20201016

New iPhones, and particularly, photography

 After listening to the latest ATP episode, I had a few thoughts on the latest iPhones, especially w/r/t photography.

For comparison, since I never mentioned it, I currently have an 11 Pro Max.  I got that, because I've always been a pretty heavy user of my "telephoto" lens.  However, I do wonder, since I've never looked, how much the phone has been changing my "x2" photos to use the "normal" sensor/lens, with cropping.

Anyway, there were a couple things I had some feelings about, on the newer phone.  First, I do like that the "telephoto" changed to 65mm equivalent.  While that's still pretty short - most of my recent photography has been short-field soccer, where 70mm is my shortest, and I'm mostly in the 120-300mm range - it certainly is an improvement.  In fact, more generally, when using my "real cameras" (Nikon D4 and D850, mostly with pro-quality lenses), as ATP terms them, I shoot almost nothing between 35mm and 70mm; it's kind of a dead zone, I guess.  However, losing 1/4 stop or so, going from f/2.0 to f/2.2 is a significant regression.

And the fact that the drop-off in f-stop from the normal to the telephoto is now about a full stop... not sure I'll ever use the telephoto in low light anymore.  I guess, if I get one (I generally upgrade every 1-2 years), I'll need to see what the Night Mode output looks like.  The interpolation it does might compensate for the f-stop, although the bigger sensor on the main camera should improve everything there.

That bigger sensor is actually my biggest excitement on the 12 Pro.  That'll improve light sensitivity, and the stabilization should help with shake.

The ATP crew was speculating about why the HDR video performance was better on the Pro; I wonder if that sensor might be the reason for that.  Perhaps it can shuffle data off the sensor faster (I don't know about here, but I know with bigger camera sensors, that can be an issue).  That would explain some of the price difference, if so.

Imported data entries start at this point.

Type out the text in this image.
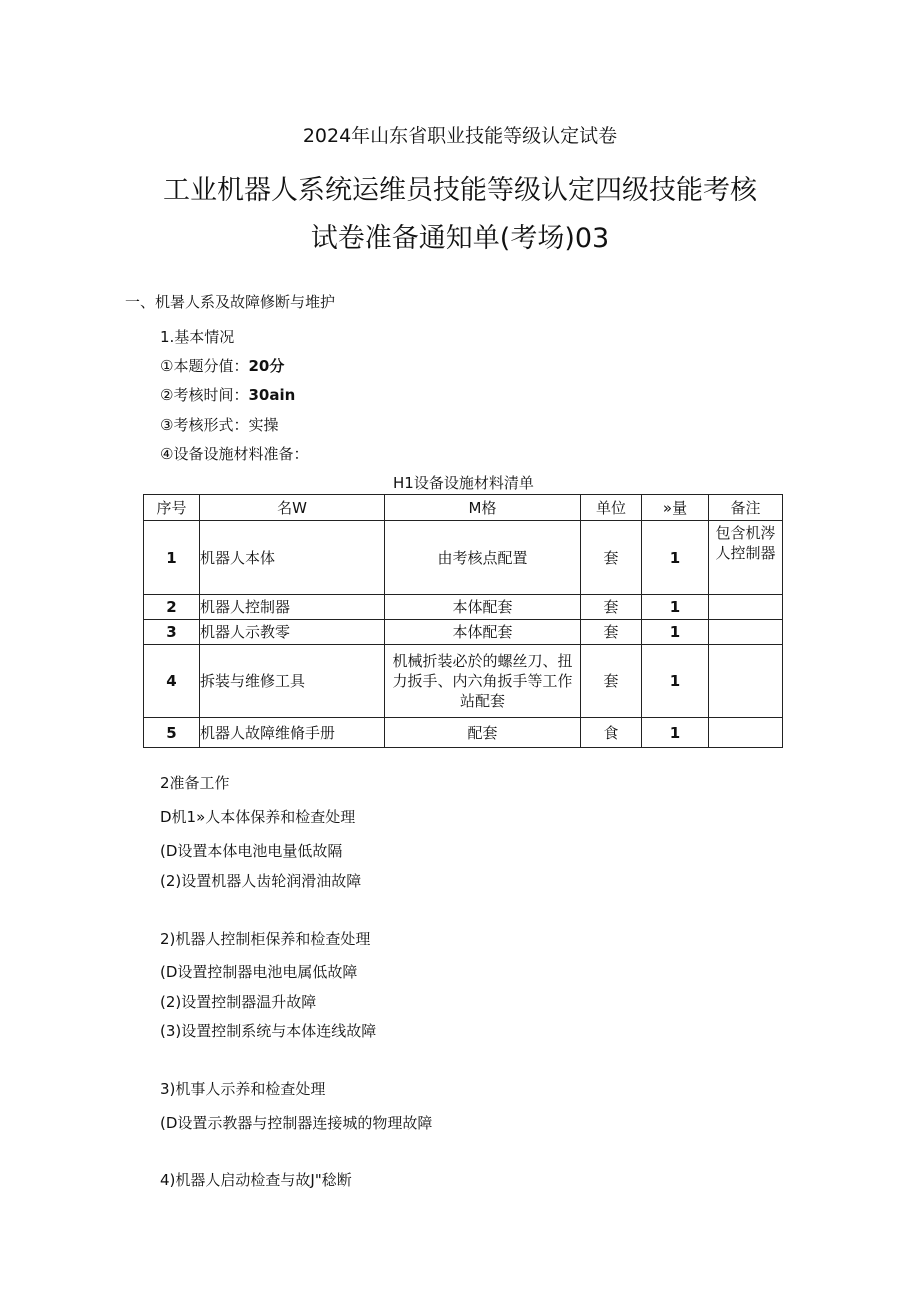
2024年山东省职业技能等级认定试卷
工业机器人系统运维员技能等级认定四级技能考核
试卷准备通知单(考场)03
一、机暑人系及故障修断与堆护
1.基本情况
①本题分值：20分
②考核时间：30ain
③考核形式：实操
④设备设施材料准备：
H1设备设施材料清单
序号	名W	M格	单位	»量	备注
1	机器人本体	由考核点配置	套	1	包含机涔人控制器
2	机器人控制器	本体配套	套	1	
3	机器人示教零	本体配套	套	1	
4	拆装与维修工具	机械折装必於的螺丝刀、扭力扳手、内六角扳手等工作站配套	套	1	
5	机器人故障维脩手册	配套	食	1	
2准备工作
D机1»人本体保养和检查处理
(D设置本体电池电量低故隔
(2)设置机器人齿轮润滑油故障
2)机器人控制柜保养和检查处理
(D设置控制器电池电属低故障
(2)设置控制器温升故障
(3)设置控制系统与本体连线故障
3)机事人示养和检查处理
(D设置示教器与控制器连接城的物理故障
4)机器人启动检查与故J"稔断
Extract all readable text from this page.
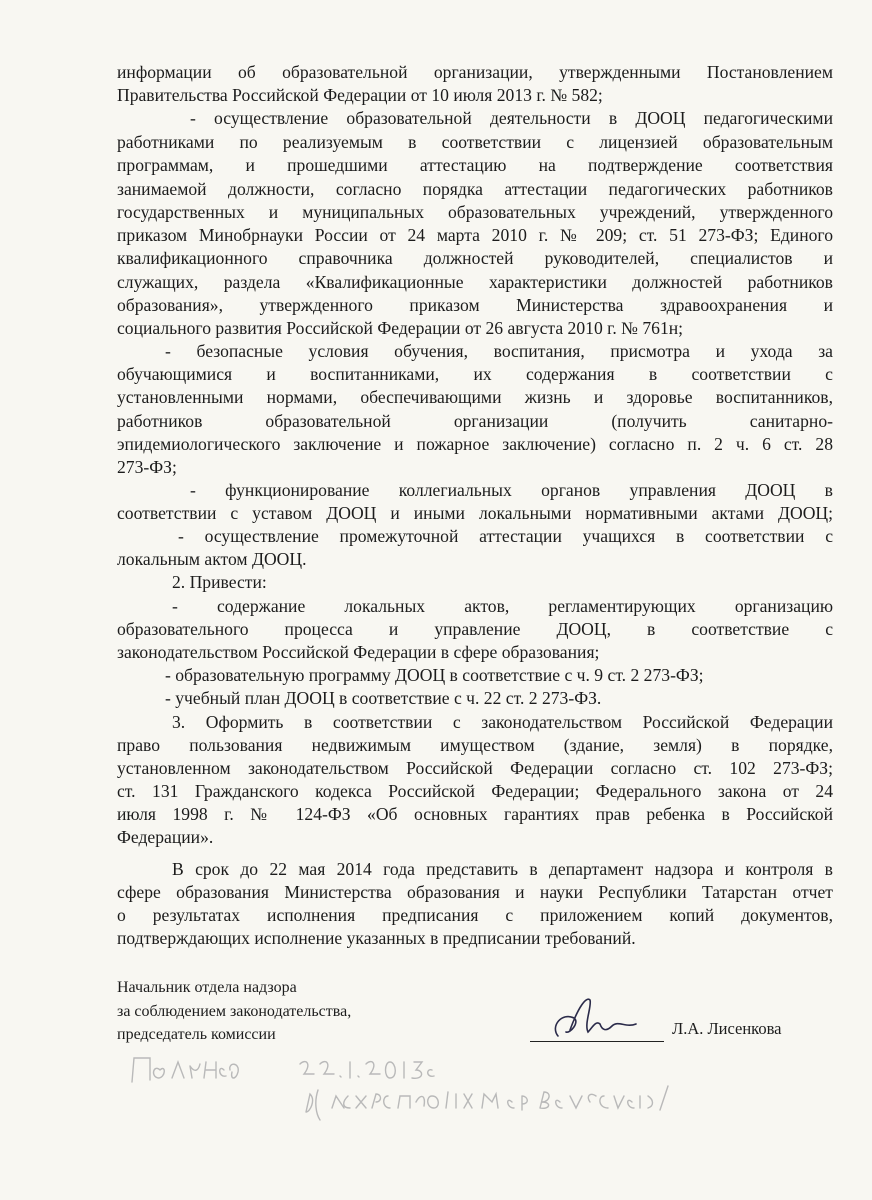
информации об образовательной организации, утвержденными Постановлением
Правительства Российской Федерации от 10 июля 2013 г. № 582;
- осуществление образовательной деятельности в ДООЦ педагогическими
работниками по реализуемым в соответствии с лицензией образовательным
программам, и прошедшими аттестацию на подтверждение соответствия
занимаемой должности, согласно порядка аттестации педагогических работников
государственных и муниципальных образовательных учреждений, утвержденного
приказом Минобрнауки России от 24 марта 2010 г. № 209; ст. 51 273-ФЗ; Единого
квалификационного справочника должностей руководителей, специалистов и
служащих, раздела «Квалификационные характеристики должностей работников
образования», утвержденного приказом Министерства здравоохранения и
социального развития Российской Федерации от 26 августа 2010 г. № 761н;
- безопасные условия обучения, воспитания, присмотра и ухода за
обучающимися и воспитанниками, их содержания в соответствии с
установленными нормами, обеспечивающими жизнь и здоровье воспитанников,
работников образовательной организации (получить санитарно-
эпидемиологического заключение и пожарное заключение) согласно п. 2 ч. 6 ст. 28
273-ФЗ;
- функционирование коллегиальных органов управления ДООЦ в
соответствии с уставом ДООЦ и иными локальными нормативными актами ДООЦ;
- осуществление промежуточной аттестации учащихся в соответствии с
локальным актом ДООЦ.
2. Привести:
- содержание локальных актов, регламентирующих организацию
образовательного процесса и управление ДООЦ, в соответствие с
законодательством Российской Федерации в сфере образования;
- образовательную программу ДООЦ в соответствие с ч. 9 ст. 2 273-ФЗ;
- учебный план ДООЦ в соответствие с ч. 22 ст. 2 273-ФЗ.
3. Оформить в соответствии с законодательством Российской Федерации
право пользования недвижимым имуществом (здание, земля) в порядке,
установленном законодательством Российской Федерации согласно ст. 102 273-ФЗ;
ст. 131 Гражданского кодекса Российской Федерации; Федерального закона от 24
июля 1998 г. № 124-ФЗ «Об основных гарантиях прав ребенка в Российской
Федерации».
В срок до 22 мая 2014 года представить в департамент надзора и контроля в
сфере образования Министерства образования и науки Республики Татарстан отчет
о результатах исполнения предписания с приложением копий документов,
подтверждающих исполнение указанных в предписании требований.
Начальник отдела надзора
за соблюдением законодательства,
председатель комиссии	Л.А. Лисенкова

My main reason for writing this, however, was to talk about ProRAW.  On my big cameras, I always use RAW.  Just the ability to shift white balance losslessly was enough for me to switch over.

But on the phone, I suspect I will rarely use it. I do have a camera app on my current phone that can do RAW, but I've only used it a couple of times.  Unless it's an on-screen switch on the 12, I'll basically never use it.  The iPhone rarely gets white-balance wrong, although I did see a bunch of people complaining about it with the California fires.  And I do worry about the effect of using ProRAW on the normal computational enhancement, like John was discussing.  But mostly it's just too big a hassle to deal with, unless I know I need it.  Even if there aren't computational issues, the workflow involved is way more of a hassle.  Well, if I use Lightroom, as I generally do with my "real" cameras; perhaps, on-phone, it won't be that bad.

Finally, two other notes on the 12s.  We got no information on battery life for them.  My big concern, there, is that the MagSafe will be a sizable drain on the battery.  I mentioned, above, getting the 11 Pro Max; the reason for going to the Max was all about battery life.  I generally get 2-3 days of life out of it, and I'd hate for that to drop.  I guess we'll see.